Any employee working on an ML project should undergo thorough training. A comprehensive ML training program should:

  • Stress the importance of ensuring data security.
  • Highlight why the quality of ML data must be maintained.
  • Explain how employee actions could sway ML outcomes.
  • Describe the best cybersecurity practices.
  • Teach employees how to identify data poisoning or other attacks, such as phishing or ransomware.
  • Encourage employees to use a strong password management solution.

There’s no denying that ML and the broader field of AI is an exciting technology.
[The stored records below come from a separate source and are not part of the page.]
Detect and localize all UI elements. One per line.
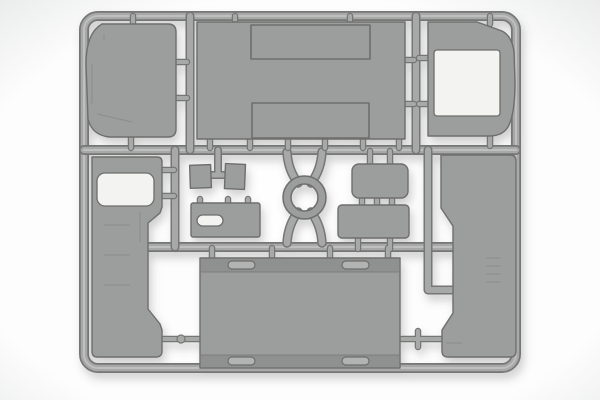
part-rounded-plate-upper: [352, 164, 408, 198]
part-top-right-panel: [428, 22, 515, 136]
raised-hatch-upper: [251, 25, 370, 59]
sprue-photo: Product photograph of a light-gray injec…: [0, 0, 600, 400]
photo-canvas: Product photograph of a light-gray injec…: [0, 0, 600, 400]
part-top-center-panel: [197, 22, 405, 139]
window-opening: [97, 173, 154, 206]
pin-knob: [177, 335, 185, 343]
window-opening: [434, 50, 500, 116]
handle-recess: [342, 261, 369, 269]
slot-opening: [197, 215, 223, 226]
part-top-left-panel: [86, 24, 176, 137]
part-small-block-b: [224, 164, 245, 190]
part-slot-plate: [191, 203, 260, 237]
handle-recess: [228, 357, 255, 365]
part-small-block-a: [190, 165, 212, 189]
part-bottom-panel: [200, 258, 400, 368]
part-rounded-plate-lower: [338, 205, 409, 238]
handle-recess: [342, 357, 369, 365]
handle-recess: [228, 261, 255, 269]
raised-hatch-lower: [252, 103, 369, 138]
It’s expected to become more widely used across industries because it can greatly benefit businesses.

Ultimately, ML works best alongside human employees. Therefore, educating employees about data poisoning and how damaging it can be should help them understand the importance of maintaining a good cybersecurity posture.

Organizations Using ML Must Prioritize Data Poisoning Protection

A retail business could use ML to learn about customer purchasing decisions. A manufacturer can use ML to drive operational efficiencies in a warehouse. Health care companies can leverage ML models to predict patient outcomes and learn which treatment options will prove most successful.

With ML, the possibilities seem endless. However, for these applications to work seamlessly, preventing opportunities for malicious actors to poison data used in ML models must be prioritized.